I once needed to get someone's account completely reset so that they could authenticate into places and do their job. Yeah, resetting the account was the correct solution. Trouble was - admins who had the privilege to do that were located 12 time zones away from me, in India. I thought I could resolve things by email - no go, people in the India office kept persistently misunderstanding me. Tried to actually schedule a Teams meeting (which works reliably for explaining and immediate correction of misunderstandings) - [Same $BOSS as earlier in this post] told me no, just get to the appropriate Teams channel and wait. Wasted 2 days waiting, our time in the office never overlapped, of course. Well, at least this story does have a happy end - the user's account was reset, and the user could get to work. About a month later, the CEO writes in the company newsletter that he's encouraging people to respect others' time zones when trying to collaborate. Meaning, of course, that this story I related just now - it was a mess big enough to reach all the way up to the CEO's office, and a lot of people were clearly irate and frustrated at the lack of understanding.

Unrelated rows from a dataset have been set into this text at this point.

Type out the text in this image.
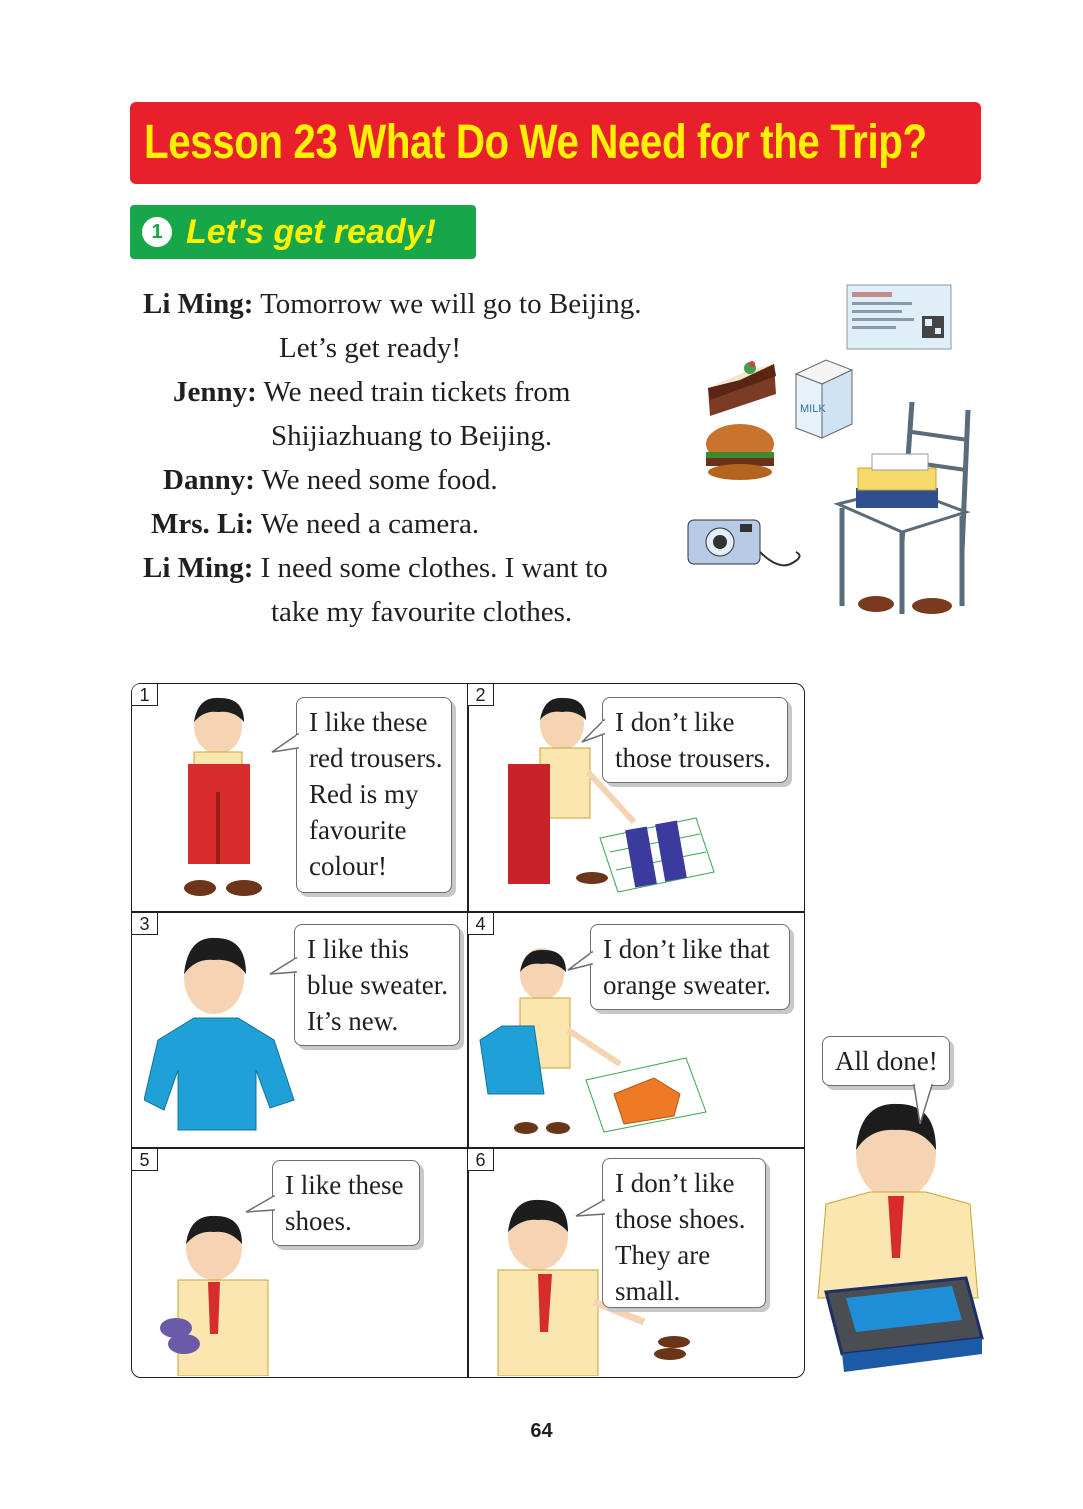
Lesson 23 What Do We Need for the Trip?
1 Let's get ready!
Li Ming: Tomorrow we will go to Beijing.
Let’s get ready!
Jenny: We need train tickets from
Shijiazhuang to Beijing.
Danny: We need some food.
Mrs. Li: We need a camera.
Li Ming: I need some clothes. I want to
take my favourite clothes.
MILK
1	2
3	4
5	6
I like these
red trousers.
Red is my
favourite
colour!
I don’t like
those trousers.
I like this
blue sweater.
It’s new.
I don’t like that
orange sweater.
I like these
shoes.
I don’t like
those shoes.
They are
small.
All done!
64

Dunno if an AI can be taught to preach patience, though. I've had to tell people to NOT ignore email reminders to change the work password. There were other issues where I was able to connect some far-flung dots that would be difficult to teach to an AI. Sometimes, even human intelligence cannot connect seemingly simple dots, so where do we get off claiming that an AI can be taught to connect them? it's not as simple as graphics/graphviz, y'know...

AI can be taught to see patterns, open multiple INCs, implement a fixes and email all stakeholders (through the INCs). If AI cannot fix it, it should be able to schedule and obtain the necessary approvals for a CHG, which would be competed by a human. BTW, we're talking about multiple interconnected sites of thousands of computers (Windows, various Linux, Solaris, various appliances, i.e. BSD) each.

astyle · Feb 5, 2025

cy@ said:
This has little to do with workplace politics.

The "incident" in question happened to be an accusation of unauthorized access to a specific machine. An investigation ultimately showed that the accusation was unsubstantiated.

The reason it was ultimately workplace politics - that customer could not tell the difference between authorized and unauthorized access, AND had a history of demanding fixes that could not be realistically provided within the rules of how the company's infrastructure even functions. I was often the messenger of the denials from chain of command, and provider of the correct solutions, that was my job... And he was not very high up on the org chart, same level as me.

cy@ said:
BTW, we're talking about multiple interconnected sites of thousands of computers

Me, too, that was the case on my $JOB.

cy@ said:
AI can be taught to see patterns, open multiple INCs, implement a fixes and email all stakeholders (through the INCs). If AI cannot fix it, it should be able to schedule and obtain the necessary approvals for a CHG, which would be competed by a human.

I would not trust an AI to manage my passwords, buddy. If somebody's password expires, make 'em jump through the hoops to recover it. Who can afford to neglect maintenance of their passwords in this day and age?

Should be a basic life skill if you want to be a functional adult these days.

I would not trust an AI to issue Office365 licenses. Maybe denials if the account is not normally eligible... But the logic of deciding which accounts are eligible and which are not - that is a very political question. You'd think that everyone in the company should be eligible, right? Not exactly, that depends on the role, the logic (about eligibility for the licenses) changes - if that does not sound political, I don't know what would.

I could see attempts to follow ITIL standards company-wide, and I tried to study those. Unfortunately, rank-and-file users were simply frustrated at consistently being ineligible for those coveted Office365 licenses, and often took matters into their own hands, usually blindly. I do think that's just office politics.